The pilot hesitated. His duty was to take the ship outside the mole, but the engineer's look was resolute, and he retreated to the ladder at the opposite end of the bridge. When Macallister reached the top the pilot had reached the bottom, and a few moments afterwards, went down a rope to his boat.
"Noo, if ye'll put the helm across, I'll give her a bit shove ahead and we'll get away," Macallister said to the captain and rejoined Kit.
"Nane o' it was my job and maybe on board a British ship I'd no' ha' done as much," he observed and vanished below.
Mossamedes circled, the engines throbbed harder, the mole dropped back, and Kit began to laugh. He agreed that Macallister would not have done as much on board a British ship. For all that, his rude but cool efficiency was rather fine.

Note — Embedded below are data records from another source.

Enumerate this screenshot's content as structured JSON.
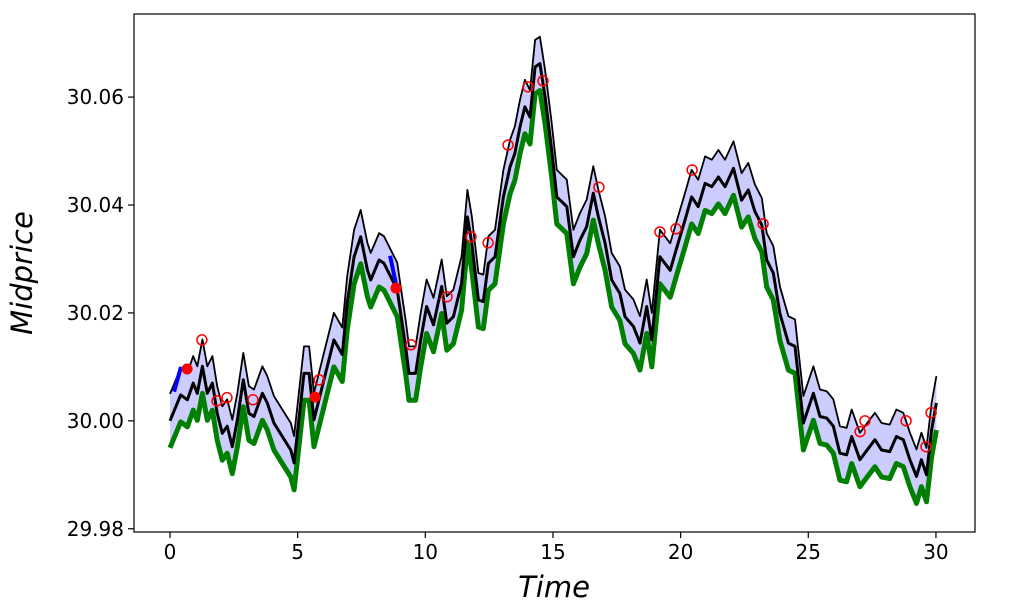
{
  "chart_data": {
    "type": "line",
    "title": "",
    "xlabel": "Time",
    "ylabel": "Midprice",
    "xlim": [
      -1.41,
      31.53
    ],
    "ylim": [
      29.9794,
      30.0754
    ],
    "xticks": [
      "0",
      "5",
      "10",
      "15",
      "20",
      "25",
      "30"
    ],
    "yticks": [
      "29.98",
      "30.00",
      "30.02",
      "30.04",
      "30.06"
    ],
    "grid": false,
    "band_half_width": 0.005,
    "colors": {
      "mid": "#000000",
      "upper": "#000000",
      "band_fill": "#ccccff",
      "lower": "#008000",
      "open_marker": "#ff0000",
      "filled_marker": "#ff0000",
      "segment": "#0000ff"
    },
    "mid": {
      "t": [
        0,
        0.42,
        0.68,
        0.91,
        1.07,
        1.27,
        1.46,
        1.66,
        1.85,
        2.05,
        2.24,
        2.44,
        2.64,
        2.87,
        3.09,
        3.29,
        3.62,
        3.81,
        4.07,
        4.4,
        4.73,
        4.86,
        5.25,
        5.45,
        5.64,
        5.9,
        6.42,
        6.75,
        6.94,
        7.21,
        7.47,
        7.73,
        7.86,
        8.19,
        8.38,
        8.9,
        9.23,
        9.36,
        9.62,
        9.82,
        10.05,
        10.32,
        10.64,
        10.84,
        11.1,
        11.42,
        11.65,
        11.82,
        12.08,
        12.27,
        12.47,
        12.73,
        13.06,
        13.32,
        13.51,
        13.71,
        13.9,
        14.1,
        14.3,
        14.49,
        14.69,
        14.95,
        15.15,
        15.54,
        15.8,
        16.06,
        16.32,
        16.58,
        16.78,
        17.04,
        17.3,
        17.62,
        17.82,
        18.15,
        18.41,
        18.67,
        18.87,
        19.19,
        19.59,
        19.85,
        20.17,
        20.43,
        20.69,
        20.96,
        21.22,
        21.48,
        21.74,
        22.07,
        22.39,
        22.65,
        22.91,
        23.18,
        23.37,
        23.63,
        23.89,
        24.22,
        24.48,
        24.81,
        25.2,
        25.46,
        25.72,
        25.98,
        26.24,
        26.5,
        26.7,
        27.02,
        27.61,
        27.87,
        28.19,
        28.45,
        28.72,
        28.98,
        29.24,
        29.43,
        29.63,
        29.83,
        30.02
      ],
      "price": [
        30.0,
        30.0048,
        30.0039,
        30.007,
        30.0051,
        30.0101,
        30.0051,
        30.007,
        30.0014,
        29.9977,
        29.999,
        29.9952,
        30.0002,
        30.0076,
        30.0014,
        30.0008,
        30.0051,
        30.0033,
        29.9996,
        29.9971,
        29.9946,
        29.9922,
        30.0088,
        30.0088,
        30.0002,
        30.0051,
        30.015,
        30.0123,
        30.0218,
        30.0304,
        30.0341,
        30.028,
        30.0261,
        30.0298,
        30.0292,
        30.0243,
        30.0136,
        30.0088,
        30.0088,
        30.015,
        30.0212,
        30.0178,
        30.0249,
        30.0181,
        30.0193,
        30.0255,
        30.0378,
        30.0329,
        30.0224,
        30.0221,
        30.0292,
        30.0304,
        30.0415,
        30.0471,
        30.0496,
        30.0545,
        30.0582,
        30.0563,
        30.0656,
        30.0662,
        30.06,
        30.0502,
        30.0415,
        30.0397,
        30.0304,
        30.0335,
        30.036,
        30.0422,
        30.0378,
        30.0329,
        30.0261,
        30.0236,
        30.0193,
        30.0175,
        30.0144,
        30.0212,
        30.015,
        30.0304,
        30.0279,
        30.0321,
        30.0372,
        30.0415,
        30.0397,
        30.044,
        30.0434,
        30.0452,
        30.0434,
        30.0468,
        30.0409,
        30.0428,
        30.0388,
        30.0363,
        30.0298,
        30.0274,
        30.0199,
        30.0144,
        30.0138,
        29.9996,
        30.0051,
        30.0008,
        30.0005,
        29.999,
        29.994,
        29.9937,
        29.9971,
        29.9928,
        29.9965,
        29.9946,
        29.9943,
        29.9971,
        29.9965,
        29.9928,
        29.9897,
        29.9928,
        29.99,
        29.9983,
        30.0033
      ]
    },
    "open_markers": [
      [
        1.25,
        30.015
      ],
      [
        1.84,
        30.0037
      ],
      [
        2.23,
        30.0043
      ],
      [
        3.25,
        30.0039
      ],
      [
        5.84,
        30.0076
      ],
      [
        9.44,
        30.0141
      ],
      [
        10.85,
        30.023
      ],
      [
        11.79,
        30.0341
      ],
      [
        12.46,
        30.033
      ],
      [
        13.24,
        30.0511
      ],
      [
        14.02,
        30.0619
      ],
      [
        14.61,
        30.063
      ],
      [
        16.8,
        30.0433
      ],
      [
        19.19,
        30.035
      ],
      [
        19.82,
        30.0356
      ],
      [
        20.45,
        30.0465
      ],
      [
        23.23,
        30.0365
      ],
      [
        27.03,
        29.998
      ],
      [
        27.22,
        30.0
      ],
      [
        28.83,
        30.0
      ],
      [
        29.61,
        29.9952
      ],
      [
        29.81,
        30.0015
      ]
    ],
    "filled_markers": [
      [
        0.67,
        30.0096
      ],
      [
        5.68,
        30.0044
      ],
      [
        8.85,
        30.0246
      ]
    ],
    "segments": [
      [
        [
          0.16,
          30.0054
        ],
        [
          0.43,
          30.01
        ]
      ],
      [
        [
          8.62,
          30.0306
        ],
        [
          8.85,
          30.0254
        ]
      ]
    ]
  }
}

Half an hour afterwards Kit took some documents to the captain's room. Don Erminio was stretched on a locker, and a bottle of vermouth and some Palma cigars balanced the swing-table. When he saw the documents he frowned.
"Another day. Just now I am ill," he said. "When one has an assassin for a pilot, to command a ship is not amusing. I bear much, but some time I take Enrique Maria Contallan y Clavijo by the neck and throw him in the sea. In the meantime, I have saved the ship and we will take a drink."
Kit refused politely and did not smile. He liked Don Erminio and the captain was not a fool. Kit had known him calm and steady when things were awkward, and sometimes his pluck was rash. All the same, he was unstable; one could not foresee the line he would take. The Spanish character frankly puzzled Kit. It was marked by sharp contrasts, and one could use no rules. Macallister and Jefferson were not like that. Their qualities, so to speak, were constant. When the strain was heavy one knew they would be cool.
Mossamedes steered for the eastern islands, and in the morning the parched rocks of Lanzarote melted in the glitter on the horizon. Then she headed for Africa and at sunset Don Erminio stopped the ship and used the lead. He got soundings on the coast-shelf, and Kit, passing the chart-room, imagined the mate and captain argued about the ship's position, but when Mossamedes went on again the compass indicated that Don Erminio had hauled out to avoid shoals. When the moon rose one saw nothing but sparkling water, the swell was long and measured, and the leadsman, making another cast, got no bottom. It looked as if they had left the hummocks on the coast-shelf astern, and Mossamedes went full-speed.
About midnight Kit lounged and smoked on a locker in the engine-room. He was not sleepy, and since Mossamedes sailed, had thought much about Olivia. On the whole, his thoughts were disturbing. When he was with Olivia he forgot his poverty; all he saw was her charm. She was beautiful, she was clever and now and then he got a hint of tenderness that gave him a strange thrill. The thrill moved and braced him; while it lasted all looked possible. Somehow he would mend his fortune and make his mark. Austin, who had held Kit's post, had done so and married Olivia's sister.
Afterwards, when Olivia was not about, Kit knew himself to be a fool. To begin with, he had not Austin's talents and must be satisfied to keep his proper level. Then supposing he did get rich? After all, he was not Olivia's sort. Kit was staunch and stopped there; he would not admit that sometimes he vaguely doubted if Olivia were the girl for him. Instincts he had inherited from sober and frugal ancestors were strong. Yet for the most part he resisted unconsciously. When one is young and carried away by an attractive girl one is not logical.